Simple adjustment of exposure settings

“Depending on your shooting style or the situation you are in, you can use the function ring to adjust mainly the exposure controls. It really makes it easy to adjust settings ‘on-the-fly’,” Joel explains. “You could have 20 different buttons for 20 different settings, but this is a compact camera. For the settings that really matter, you assign them to the control ring which makes life a lot simpler.”

The advanced functionality of this new compact camera means photography can be as complex or as straightforward as you like. For instance, a built-in ND filter can reduce the amount of light reaching the sensor, thereby enabling longer exposures or allowing wider apertures. In landscape photography especially, this is an invaluable and, in the case of the PowerShot G7 X, convenient tool.

“It is really useful,” says Joel. “When you shoot early in the morning and even if you are using the lowest ISO setting with the highest f number to lose light, you could still end up with a 1/30th of a second exposure, which is too fast to blur a waterfall. But, with two touches on the menu screen, the ND filter was enabled and I was able to make a blurred water effect in bright conditions. It was quite easy.”

© Joel Santos

Trampoliners pictured jumping in a former slate mine, which is now the world’s largest subterranean trampoline centre, under the historic mining town of Blaenau Ffestiniog, Wales. Taken on a Canon PowerShot G7 X without flash; the exposure was 1/15sec at f/2.2, ISO 1600.

Freedom for creativity

He continues: “The camera also has an HDR function, which has different modes, although most of the time I go for the natural option. It works well but, since the G7 X shoots RAW files, you can also bracket your shots and blend them together at home. Depending on the type of photography you’re after, you can go for a direct result using the built-in HDR mode, which can be sent to a smartphone and uploaded to Instagram or Facebook or, if you’re aiming for more professional results, go for [exposure] bracketing and play with the RAW files afterwards.”
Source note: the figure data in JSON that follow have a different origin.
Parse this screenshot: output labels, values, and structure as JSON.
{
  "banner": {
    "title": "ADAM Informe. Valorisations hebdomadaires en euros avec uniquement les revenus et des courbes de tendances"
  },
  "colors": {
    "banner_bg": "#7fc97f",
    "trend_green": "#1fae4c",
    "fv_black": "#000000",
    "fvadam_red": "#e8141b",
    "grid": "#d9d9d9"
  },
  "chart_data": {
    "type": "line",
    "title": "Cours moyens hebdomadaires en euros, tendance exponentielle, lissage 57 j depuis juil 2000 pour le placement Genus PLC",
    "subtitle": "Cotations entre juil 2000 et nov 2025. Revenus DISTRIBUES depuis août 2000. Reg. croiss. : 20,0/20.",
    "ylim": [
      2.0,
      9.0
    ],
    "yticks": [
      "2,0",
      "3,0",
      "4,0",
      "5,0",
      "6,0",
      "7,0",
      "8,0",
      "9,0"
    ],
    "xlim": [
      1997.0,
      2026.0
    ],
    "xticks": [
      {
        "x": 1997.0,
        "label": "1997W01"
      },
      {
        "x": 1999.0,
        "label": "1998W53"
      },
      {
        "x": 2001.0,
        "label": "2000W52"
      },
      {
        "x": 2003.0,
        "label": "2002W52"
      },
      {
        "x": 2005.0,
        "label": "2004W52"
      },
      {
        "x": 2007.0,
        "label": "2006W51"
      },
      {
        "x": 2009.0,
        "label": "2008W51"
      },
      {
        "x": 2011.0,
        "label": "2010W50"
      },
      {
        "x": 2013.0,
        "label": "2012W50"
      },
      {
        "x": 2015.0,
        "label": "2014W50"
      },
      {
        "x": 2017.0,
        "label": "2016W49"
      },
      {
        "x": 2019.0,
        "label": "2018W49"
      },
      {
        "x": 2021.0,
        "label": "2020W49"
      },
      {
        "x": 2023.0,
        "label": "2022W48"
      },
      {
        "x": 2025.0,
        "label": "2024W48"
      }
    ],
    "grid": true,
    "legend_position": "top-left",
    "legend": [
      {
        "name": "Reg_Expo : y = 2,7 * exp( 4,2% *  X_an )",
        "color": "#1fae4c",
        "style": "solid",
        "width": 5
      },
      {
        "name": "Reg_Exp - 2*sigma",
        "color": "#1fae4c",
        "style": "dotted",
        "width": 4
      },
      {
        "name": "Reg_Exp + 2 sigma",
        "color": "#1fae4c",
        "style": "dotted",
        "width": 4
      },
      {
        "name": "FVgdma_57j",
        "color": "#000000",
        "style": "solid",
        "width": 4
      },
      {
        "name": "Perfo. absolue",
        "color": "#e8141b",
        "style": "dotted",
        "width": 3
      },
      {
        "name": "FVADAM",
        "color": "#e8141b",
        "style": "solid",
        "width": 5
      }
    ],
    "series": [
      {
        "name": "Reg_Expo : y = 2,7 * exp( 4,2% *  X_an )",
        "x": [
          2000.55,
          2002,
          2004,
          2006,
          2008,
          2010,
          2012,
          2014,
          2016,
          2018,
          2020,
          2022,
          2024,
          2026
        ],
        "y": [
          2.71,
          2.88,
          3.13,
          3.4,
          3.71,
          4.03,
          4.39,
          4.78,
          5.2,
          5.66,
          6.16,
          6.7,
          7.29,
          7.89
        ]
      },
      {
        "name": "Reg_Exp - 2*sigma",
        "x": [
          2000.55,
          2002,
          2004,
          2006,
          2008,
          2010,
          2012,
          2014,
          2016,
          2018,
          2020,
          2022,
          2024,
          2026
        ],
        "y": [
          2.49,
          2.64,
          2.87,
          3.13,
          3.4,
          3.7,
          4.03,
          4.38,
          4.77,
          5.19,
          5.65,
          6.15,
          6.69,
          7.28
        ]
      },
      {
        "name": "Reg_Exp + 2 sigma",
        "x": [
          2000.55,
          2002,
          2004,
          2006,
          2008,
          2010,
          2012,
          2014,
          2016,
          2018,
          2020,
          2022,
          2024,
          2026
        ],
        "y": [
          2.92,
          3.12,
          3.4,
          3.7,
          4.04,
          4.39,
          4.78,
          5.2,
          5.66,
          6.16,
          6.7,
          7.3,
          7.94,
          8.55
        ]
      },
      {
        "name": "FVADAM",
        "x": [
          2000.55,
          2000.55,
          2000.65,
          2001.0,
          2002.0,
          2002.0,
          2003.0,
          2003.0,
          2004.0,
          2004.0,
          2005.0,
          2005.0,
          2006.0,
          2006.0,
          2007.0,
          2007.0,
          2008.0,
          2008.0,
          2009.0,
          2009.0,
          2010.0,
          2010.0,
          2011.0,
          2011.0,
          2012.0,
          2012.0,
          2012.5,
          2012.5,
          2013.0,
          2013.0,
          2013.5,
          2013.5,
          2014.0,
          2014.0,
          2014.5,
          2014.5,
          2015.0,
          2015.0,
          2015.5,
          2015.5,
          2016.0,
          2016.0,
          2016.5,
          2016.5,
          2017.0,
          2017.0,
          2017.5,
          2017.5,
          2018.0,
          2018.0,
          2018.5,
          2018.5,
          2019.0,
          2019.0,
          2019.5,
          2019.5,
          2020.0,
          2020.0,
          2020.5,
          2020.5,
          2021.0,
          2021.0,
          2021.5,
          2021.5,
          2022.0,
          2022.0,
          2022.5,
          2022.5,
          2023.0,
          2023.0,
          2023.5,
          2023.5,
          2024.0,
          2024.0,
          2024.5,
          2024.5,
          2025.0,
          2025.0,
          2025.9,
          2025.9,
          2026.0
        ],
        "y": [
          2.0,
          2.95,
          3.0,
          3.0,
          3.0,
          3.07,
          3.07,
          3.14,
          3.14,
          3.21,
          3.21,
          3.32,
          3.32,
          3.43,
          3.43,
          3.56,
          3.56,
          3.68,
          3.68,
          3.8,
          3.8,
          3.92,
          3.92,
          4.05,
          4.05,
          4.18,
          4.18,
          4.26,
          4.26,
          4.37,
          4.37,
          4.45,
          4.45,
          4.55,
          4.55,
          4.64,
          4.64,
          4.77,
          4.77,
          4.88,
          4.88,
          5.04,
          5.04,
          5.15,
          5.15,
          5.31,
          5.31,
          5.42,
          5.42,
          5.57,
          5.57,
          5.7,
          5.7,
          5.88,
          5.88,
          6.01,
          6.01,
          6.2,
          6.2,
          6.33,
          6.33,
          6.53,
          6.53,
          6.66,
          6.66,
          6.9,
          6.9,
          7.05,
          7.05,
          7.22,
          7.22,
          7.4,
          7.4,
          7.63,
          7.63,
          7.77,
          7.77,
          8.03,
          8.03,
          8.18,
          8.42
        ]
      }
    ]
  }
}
Like conventional DSLRs, the PowerShot G7 X can be adapted, tweaked and fine-tuned to cope with different photographic demands, even those found in a former slate mine. WiFi, for instance, gave Joel the option to share pictures and videos to social networking sites while the inclusion of NFC technology improves connectivity with mobile devices. In every way, the PowerShot G7 X is a professional photographer’s tool wrapped up in an impressive, pocket-sized body.

“When you start taking images with it, you can tell it is a really good camera,” Joel concludes. “It makes you shoot more than you would normally because it is so easy to use. It’s lightweight and often effortless. You can go for different kinds of shots that you just wouldn’t make with a digital SLR with all its weight and complexity. You feel free to be creative.”

Biography: Joel Santos

Joel Santos

Joel Santos was born in Lisbon, Portugal, and has travelled the world perfecting his insightful style of travel and landscape photography. His work has been featured on more than 30 magazine covers and showcased in numerous exhibitions. He is the author of five books and was the Editor-in-Chief of ‘O Mundo da Fotografia Digital’, Portugal’s best-selling photography magazine, until 2010. He has a string of national and international photographic awards to his name and often passes on his photographic knowledge by leading photography trips and workshops around the world. He joined Canon Europe’s Ambassadors Programme as an Explorer in July 2012.



Showcase

Trampoliners waving torches in a former slate mine, which is now the world’s largest subterranean trampoline centre, under the historic mining town of Blaenau Ffestiniog, Wales. Taken on a Canon PowerShot G7 X without flash; the exposure was 1/13sec at f/2, ISO 800.